Ich darf auch noch auf die Entscheidung des OLG Köln vom 10.03.2003 ( 16 Wx 43/03 ) hinweisen. Dort ist u.a. asugeführt:

"In rechtlicher Hinsicht zutreffend ist das LG in Einklang mit der ständigen Rechtsprechung des Senats und der Beschlusslage innerhalb der Gemeinschaft davon ausgegangen, dass der Austausch von Fenstern dann als nachteilige bauliche Änderung anzusehen ist, wenn es wegen der Gestaltung der Fenster zu Veränderungen im Erscheinungsbild einer bisher einheitlichen äußerlichen Fassade kommt (vgl. zuletzt OLG Köln v. 19.6.2002 - 16 Wx 82/02 = OLGReport Köln 2002, 437 und vom 20.12.2002 - 16 Wx 205/02; siehe weiter Schuschke OLGReport Köln 2000 K 15 mit weiteren Nachweisen). Zwar müssen Veränderungen, die weder für die Gemeinschaft, noch für einzelne Sondereigentümer über das bei einem geordneten Zusammenleben unvermeidliche Maß hinausgehende Nachteile mit sich bringen, von der Wohnungseigentümergemeinschaft hingenommen werden und bedürfen nach § 22 Abs. 1 S. 2 i.V.m. § 14 Nr. 1 WEG nicht der Zustimmung der übrigen Sondereigentümer (vgl. dazu Schuschke, ZWE 2000, 146). Eine Veränderung, die die ursprünglich einheitliche Gestaltung der Fassade aufhebt, ist bei einem Haus dieses Charakters indes eine erhebliche, auch angesichts der Regelung des § 14 WEG nicht mehr zu duldende Beeinträchtigung."

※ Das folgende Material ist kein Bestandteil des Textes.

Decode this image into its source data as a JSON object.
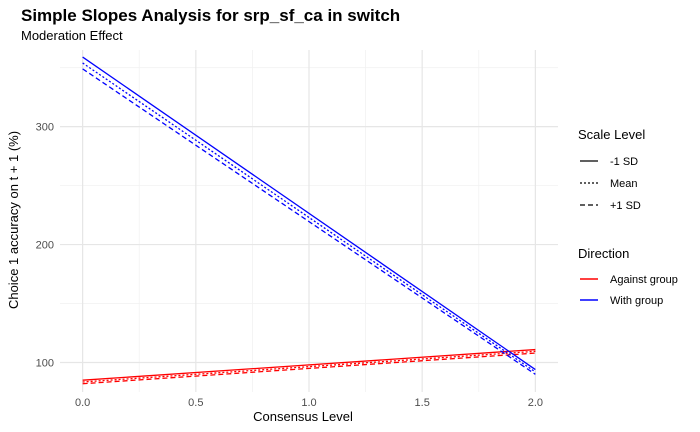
{
  "chart_data": {
    "type": "line",
    "title": "Simple Slopes Analysis for srp_sf_ca in switch",
    "subtitle": "Moderation Effect",
    "xlabel": "Consensus Level",
    "ylabel": "Choice 1 accuracy on t + 1 (%)",
    "xlim": [
      -0.1,
      2.1
    ],
    "ylim": [
      75,
      365
    ],
    "x_ticks": [
      0.0,
      0.5,
      1.0,
      1.5,
      2.0
    ],
    "x_tick_labels": [
      "0.0",
      "0.5",
      "1.0",
      "1.5",
      "2.0"
    ],
    "y_ticks": [
      100,
      200,
      300
    ],
    "y_tick_labels": [
      "100",
      "200",
      "300"
    ],
    "grid": true,
    "legend_position": "right",
    "legends": [
      {
        "title": "Scale Level",
        "entries": [
          {
            "label": "-1 SD",
            "dash": "solid"
          },
          {
            "label": "Mean",
            "dash": "dotted"
          },
          {
            "label": "+1 SD",
            "dash": "dashed"
          }
        ]
      },
      {
        "title": "Direction",
        "entries": [
          {
            "label": "Against group",
            "color": "#ff0000"
          },
          {
            "label": "With group",
            "color": "#0000ff"
          }
        ]
      }
    ],
    "series": [
      {
        "direction": "Against group",
        "scale": "-1 SD",
        "color": "#ff0000",
        "dash": "solid",
        "x": [
          0,
          2
        ],
        "y": [
          85,
          111
        ]
      },
      {
        "direction": "Against group",
        "scale": "Mean",
        "color": "#ff0000",
        "dash": "dotted",
        "x": [
          0,
          2
        ],
        "y": [
          83.5,
          109.5
        ]
      },
      {
        "direction": "Against group",
        "scale": "+1 SD",
        "color": "#ff0000",
        "dash": "dashed",
        "x": [
          0,
          2
        ],
        "y": [
          82,
          108
        ]
      },
      {
        "direction": "With group",
        "scale": "-1 SD",
        "color": "#0000ff",
        "dash": "solid",
        "x": [
          0,
          2
        ],
        "y": [
          359,
          94
        ]
      },
      {
        "direction": "With group",
        "scale": "Mean",
        "color": "#0000ff",
        "dash": "dotted",
        "x": [
          0,
          2
        ],
        "y": [
          354,
          92
        ]
      },
      {
        "direction": "With group",
        "scale": "+1 SD",
        "color": "#0000ff",
        "dash": "dashed",
        "x": [
          0,
          2
        ],
        "y": [
          349,
          90
        ]
      }
    ]
  }
}
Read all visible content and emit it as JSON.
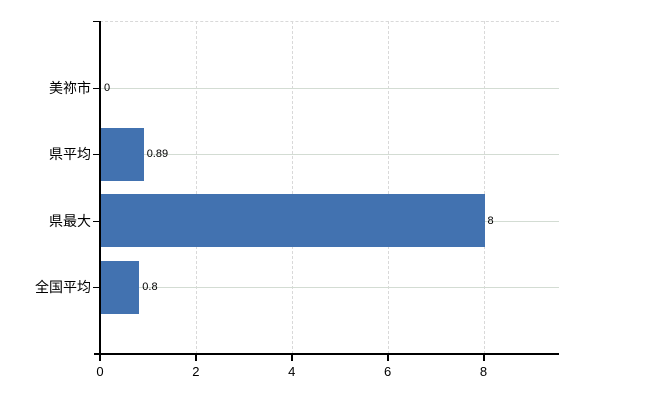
{
  "chart_data": {
    "type": "bar",
    "orientation": "horizontal",
    "categories": [
      "美祢市",
      "県平均",
      "県最大",
      "全国平均"
    ],
    "values": [
      0,
      0.89,
      8,
      0.8
    ],
    "value_labels": [
      "0",
      "0.89",
      "8",
      "0.8"
    ],
    "x_tick_labels": [
      "0",
      "2",
      "4",
      "6",
      "8"
    ],
    "x_tick_values": [
      0,
      2,
      4,
      6,
      8
    ],
    "xlim": [
      0,
      9.57
    ],
    "title": "",
    "xlabel": "",
    "ylabel": "",
    "legend": "none",
    "grid": {
      "horizontal_style": "solid",
      "vertical_style": "dashed",
      "top_border_style": "dashed"
    },
    "colors": {
      "bar": "#4272b0",
      "horizontal_grid": "#d3dcd3",
      "vertical_grid": "#d9d9d9",
      "axis": "#000000",
      "text": "#000000",
      "background": "#ffffff"
    }
  }
}
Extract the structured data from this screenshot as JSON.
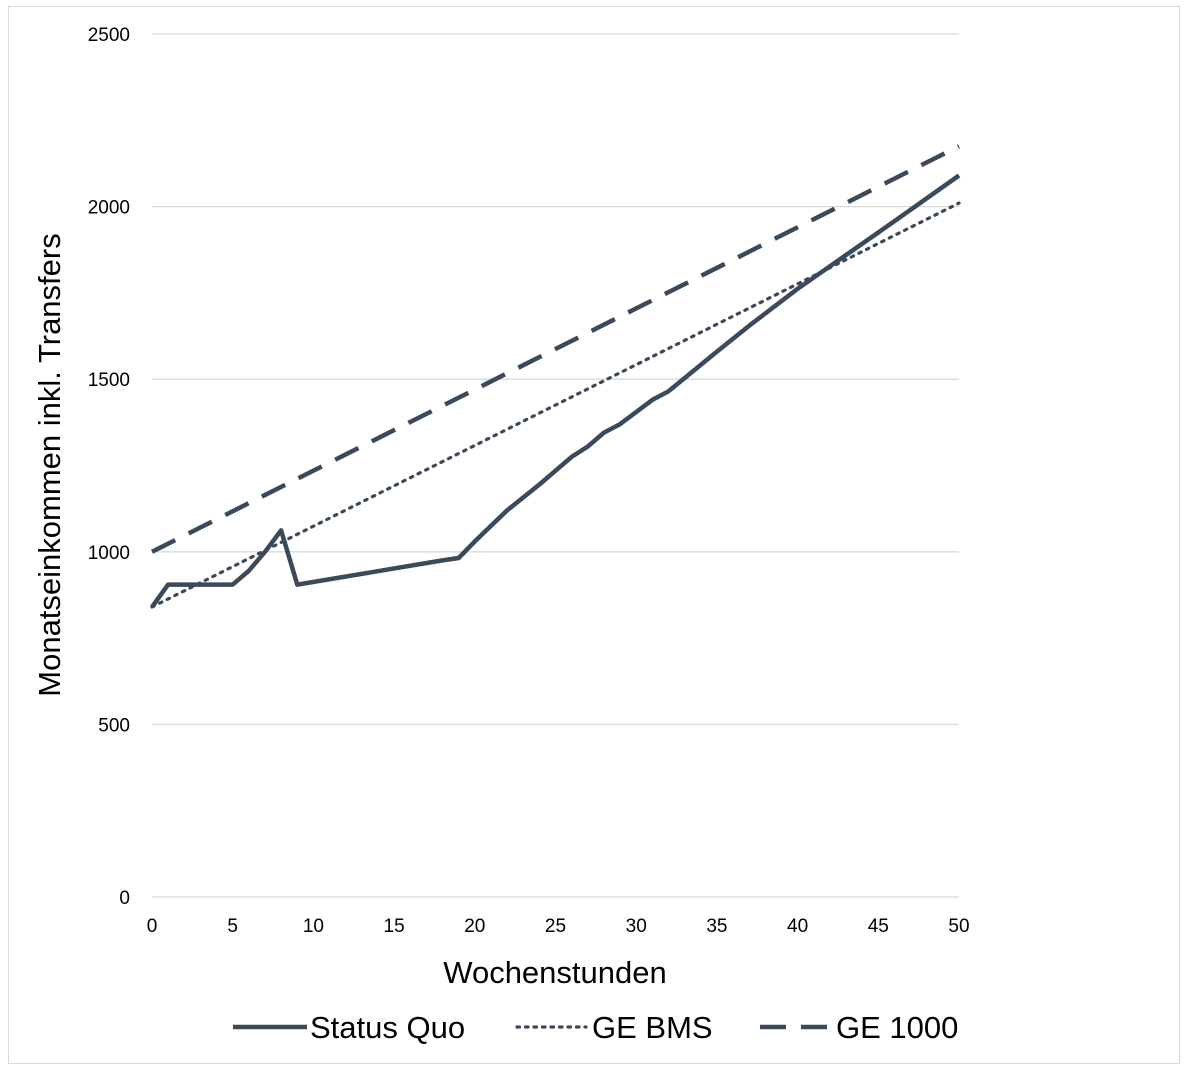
{
  "chart_data": {
    "type": "line",
    "title": "",
    "xlabel": "Wochenstunden",
    "ylabel": "Monatseinkommen inkl. Transfers",
    "xlim": [
      0,
      50
    ],
    "ylim": [
      0,
      2500
    ],
    "x_ticks": [
      "0",
      "5",
      "10",
      "15",
      "20",
      "25",
      "30",
      "35",
      "40",
      "45",
      "50"
    ],
    "y_ticks": [
      "0",
      "500",
      "1000",
      "1500",
      "2000",
      "2500"
    ],
    "grid": "horizontal",
    "legend_position": "bottom",
    "series": [
      {
        "name": "Status Quo",
        "style": "solid",
        "color": "#3a4a5a",
        "points": [
          [
            0,
            840
          ],
          [
            1,
            905
          ],
          [
            2,
            905
          ],
          [
            3,
            905
          ],
          [
            4,
            905
          ],
          [
            5,
            905
          ],
          [
            6,
            945
          ],
          [
            7,
            1000
          ],
          [
            8,
            1062
          ],
          [
            9,
            905
          ],
          [
            18,
            975
          ],
          [
            19,
            982
          ],
          [
            20,
            1030
          ],
          [
            22,
            1120
          ],
          [
            24,
            1195
          ],
          [
            26,
            1275
          ],
          [
            27,
            1305
          ],
          [
            28,
            1345
          ],
          [
            29,
            1370
          ],
          [
            31,
            1440
          ],
          [
            32,
            1465
          ],
          [
            35,
            1580
          ],
          [
            37,
            1655
          ],
          [
            40,
            1762
          ],
          [
            45,
            1925
          ],
          [
            50,
            2090
          ]
        ]
      },
      {
        "name": "GE BMS",
        "style": "dotted",
        "color": "#3a4a5a",
        "points": [
          [
            0,
            840
          ],
          [
            50,
            2010
          ]
        ]
      },
      {
        "name": "GE 1000",
        "style": "dashed",
        "color": "#3a4a5a",
        "points": [
          [
            0,
            1000
          ],
          [
            50,
            2175
          ]
        ]
      }
    ]
  }
}
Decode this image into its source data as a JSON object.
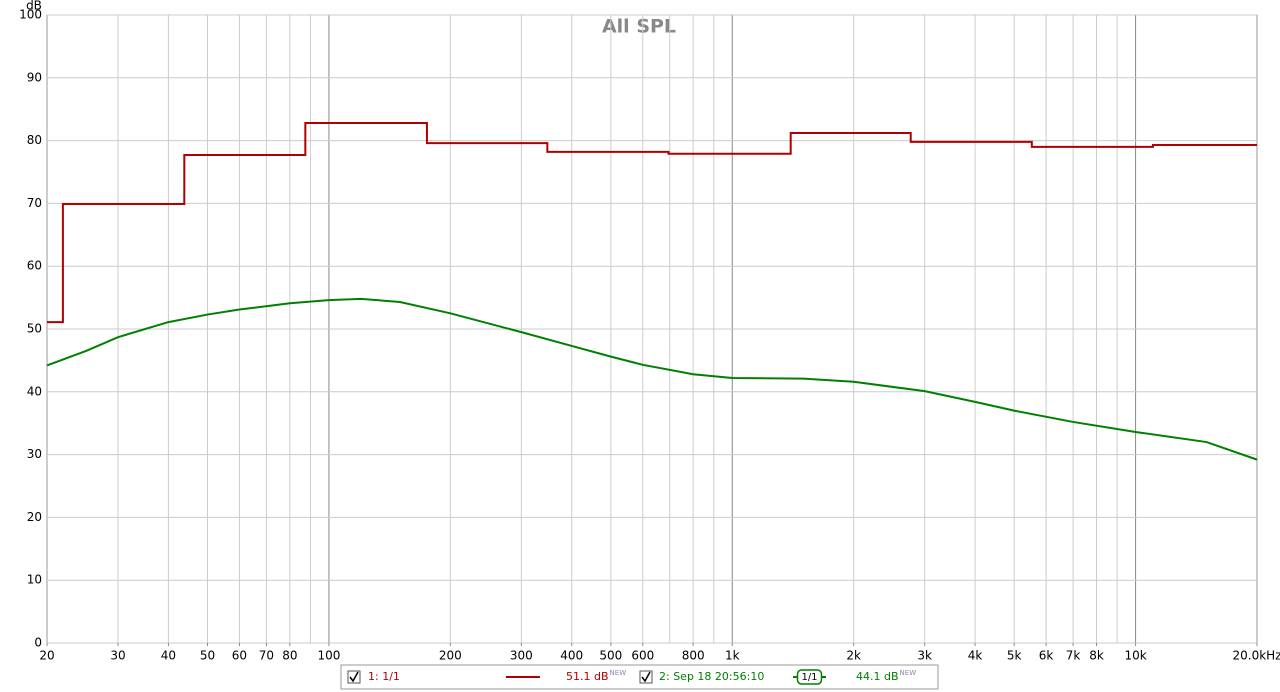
{
  "chart_data": {
    "type": "line",
    "title": "All SPL",
    "y_label": "dB",
    "x_scale": "log",
    "grid": true,
    "xlim": [
      20,
      20000
    ],
    "ylim": [
      0,
      100
    ],
    "xticks": [
      20,
      30,
      40,
      50,
      60,
      70,
      80,
      100,
      200,
      300,
      400,
      500,
      600,
      800,
      {
        "value": 1000,
        "label": "1k"
      },
      {
        "value": 2000,
        "label": "2k"
      },
      {
        "value": 3000,
        "label": "3k"
      },
      {
        "value": 4000,
        "label": "4k"
      },
      {
        "value": 5000,
        "label": "5k"
      },
      {
        "value": 6000,
        "label": "6k"
      },
      {
        "value": 7000,
        "label": "7k"
      },
      {
        "value": 8000,
        "label": "8k"
      },
      {
        "value": 10000,
        "label": "10k"
      },
      {
        "value": 20000,
        "label": "20.0kHz"
      }
    ],
    "yticks": [
      0,
      10,
      20,
      30,
      40,
      50,
      60,
      70,
      80,
      90,
      100
    ],
    "series": [
      {
        "name": "1: 1/1",
        "color": "#b00000",
        "level": "51.1 dB",
        "badge": "NEW",
        "x": [
          20,
          21.9,
          21.9,
          43.8,
          43.8,
          87.4,
          87.4,
          175,
          175,
          348,
          348,
          695,
          695,
          1396,
          1396,
          2770,
          2770,
          5530,
          5530,
          11040,
          11040,
          20000
        ],
        "values": [
          51.1,
          51.1,
          69.9,
          69.9,
          77.7,
          77.7,
          82.8,
          82.8,
          79.6,
          79.6,
          78.2,
          78.2,
          77.9,
          77.9,
          81.2,
          81.2,
          79.8,
          79.8,
          79.0,
          79.0,
          79.3,
          79.3
        ]
      },
      {
        "name": "2: Sep 18 20:56:10",
        "color": "#008000",
        "level": "44.1 dB",
        "badge": "NEW",
        "smoothing": "1/1",
        "x": [
          20,
          25,
          30,
          40,
          50,
          60,
          80,
          100,
          120,
          150,
          200,
          300,
          400,
          500,
          600,
          800,
          1000,
          1500,
          2000,
          3000,
          4000,
          5000,
          7000,
          10000,
          15000,
          20000
        ],
        "values": [
          44.2,
          46.5,
          48.7,
          51.1,
          52.3,
          53.1,
          54.1,
          54.6,
          54.8,
          54.3,
          52.5,
          49.5,
          47.3,
          45.6,
          44.3,
          42.8,
          42.2,
          42.1,
          41.6,
          40.1,
          38.4,
          37.0,
          35.2,
          33.6,
          32.0,
          29.2
        ]
      }
    ]
  }
}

Meines Erachtens lässt sich dies auf Ihren Fall übertragen.

Ich hoffe, Ihre Nachfrage damit ausreichend und verständlich beantwortet zu haben und wäre- wie gesagt - für das Akzeptieren der Antwort dankbar.
rafozouni, Rechtsanwalt
Kategorie: Recht & Justiz
Zufriedene Kunden: 385
Erfahrung: Fachanwalt für Arbeitsrecht
rafozouni und 2 weitere Experten für Recht & Justiz sind bereit, Ihnen zu helfen.
Experte:  rafozouni hat geantwortet vor 4 Jahren.
Wie ich sehe, sind Sie offline gegangen, ohne sich die Antwort auf Ihre Nachfrage angeschaut zu haben (?).